When the server initiates a TCP connection to the client, the server sends exactly one SC_EVENT message on the connection. The server issues a full-duplex close.
For example, the client carries out the following actions:
Waits for the server to initiate a TCP connection
Accepts the incoming connection from the server
Waits for an SC_EVENT message from the server
Reads an SC_EVENT message from the server
Receives an indicator that the server has closed the connection (reads 0 bytes from the socket)
Closes the connection
When all clients have registered, they must listen at their callback address (the IP address and port number) at all times for an incoming event delivery connection.
If the server fails to contact the client to deliver an event, the server tries again to deliver the event the number of times and at the interval that you define. If all attempts fail, the client is removed from the server's list of clients. The client also needs to reregister by sending another SC_CALLBACK_REG message that contains an ADD_CLIENT message before the client can receive more events.
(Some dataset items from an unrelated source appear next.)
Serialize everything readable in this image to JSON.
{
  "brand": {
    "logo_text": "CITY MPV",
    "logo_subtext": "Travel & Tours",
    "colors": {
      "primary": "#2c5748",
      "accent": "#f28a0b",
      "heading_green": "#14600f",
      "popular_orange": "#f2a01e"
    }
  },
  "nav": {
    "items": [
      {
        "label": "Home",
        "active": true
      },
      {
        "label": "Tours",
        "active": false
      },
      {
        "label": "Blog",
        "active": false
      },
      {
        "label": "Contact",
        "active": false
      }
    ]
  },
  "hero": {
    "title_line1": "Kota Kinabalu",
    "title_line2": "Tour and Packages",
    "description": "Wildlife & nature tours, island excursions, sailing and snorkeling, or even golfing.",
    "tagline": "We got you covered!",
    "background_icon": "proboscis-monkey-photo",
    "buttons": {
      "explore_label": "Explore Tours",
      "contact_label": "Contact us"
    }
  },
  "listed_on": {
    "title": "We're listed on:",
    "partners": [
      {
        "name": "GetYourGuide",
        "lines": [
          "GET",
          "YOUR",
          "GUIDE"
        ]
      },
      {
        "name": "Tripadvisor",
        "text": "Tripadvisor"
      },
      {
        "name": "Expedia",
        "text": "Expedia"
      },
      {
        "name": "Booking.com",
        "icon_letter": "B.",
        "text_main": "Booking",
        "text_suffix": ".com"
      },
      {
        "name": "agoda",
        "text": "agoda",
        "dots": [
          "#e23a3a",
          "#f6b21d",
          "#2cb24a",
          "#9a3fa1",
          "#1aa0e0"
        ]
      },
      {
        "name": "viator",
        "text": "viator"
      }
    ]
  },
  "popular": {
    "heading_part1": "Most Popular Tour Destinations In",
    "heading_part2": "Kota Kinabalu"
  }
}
There is a total ordering of event generation within the cluster that is preserved in the order of delivery to each client. In other words, if event A is generated within the cluster before event B, client X receives event A before that client receives event B. However, the total ordering of event delivery to all clients is not preserved. That is, client Y could receive both events A and B before client X receives event A. In this way, slow clients do not hold up delivery to all clients.
All events that the server delivers (except the first event for a subclass and events that follow server errors) occur in response to the actual events that the cluster generates, except if the server experiences an error that causes it to miss cluster-generated events. In this case, the server generates an event for each event type that represents the current state of the system for that type. Each event is sent to clients that registered interest in that event type.
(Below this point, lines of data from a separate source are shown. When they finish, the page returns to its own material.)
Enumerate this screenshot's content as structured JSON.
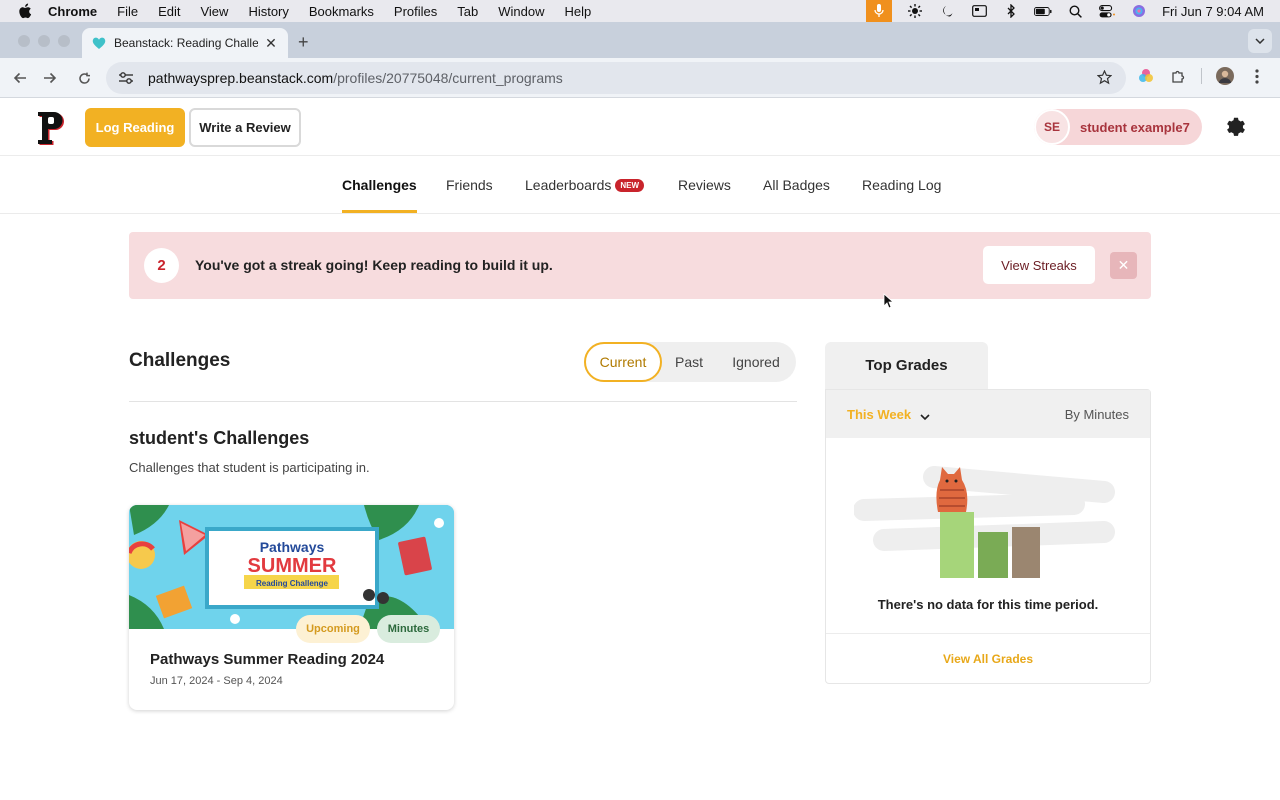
{
  "menubar": {
    "app": "Chrome",
    "items": [
      "File",
      "Edit",
      "View",
      "History",
      "Bookmarks",
      "Profiles",
      "Tab",
      "Window",
      "Help"
    ],
    "clock": "Fri Jun 7  9:04 AM"
  },
  "browser": {
    "tab_title": "Beanstack: Reading Challeng",
    "url_host": "pathwaysprep.beanstack.com",
    "url_path": "/profiles/20775048/current_programs"
  },
  "header": {
    "logo_letter": "P",
    "log_reading": "Log Reading",
    "write_review": "Write a Review",
    "user_initials": "SE",
    "user_name": "student example7"
  },
  "nav": {
    "tabs": [
      {
        "label": "Challenges"
      },
      {
        "label": "Friends"
      },
      {
        "label": "Leaderboards"
      },
      {
        "label": "Reviews"
      },
      {
        "label": "All Badges"
      },
      {
        "label": "Reading Log"
      }
    ],
    "new_badge": "NEW"
  },
  "streak": {
    "count": "2",
    "message": "You've got a streak going! Keep reading to build it up.",
    "button": "View Streaks"
  },
  "challenges": {
    "title": "Challenges",
    "filters": [
      "Current",
      "Past",
      "Ignored"
    ],
    "section_title": "student's Challenges",
    "section_desc": "Challenges that student is participating in.",
    "card": {
      "banner_line1": "Pathways",
      "banner_line2": "SUMMER",
      "banner_line3": "Reading Challenge",
      "tag_status": "Upcoming",
      "tag_type": "Minutes",
      "name": "Pathways Summer Reading 2024",
      "dates": "Jun 17, 2024 - Sep 4, 2024"
    }
  },
  "top_grades": {
    "title": "Top Grades",
    "period": "This Week",
    "metric": "By Minutes",
    "empty": "There's no data for this time period.",
    "link": "View All Grades"
  },
  "colors": {
    "accent": "#f2b123",
    "brand_red": "#c9242c",
    "banner_pink": "#f7dcde"
  }
}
Event delivery follows the “at least once” semantics. That is, the server can send the same event to a client more than once. This allowance is necessary in cases in which the server goes down temporarily, and when it comes back up, cannot determine whether the client has received the latest information.
The SC_EVENT message contains the actual message that is generated within the cluster, translated to fit into the SC_EVENT XML message format. The following table describes the event types that the CRNP delivers, including the name and value pairs, publisher, and vendor.
Note - The positions of the array elements for state_list are synchronized with those of the node_list. That is, the state for the node that is listed first in the node_list array is listed first in the state_list array.
Additional names starting with ev_ and their associated values might be present, but are not intended for client use.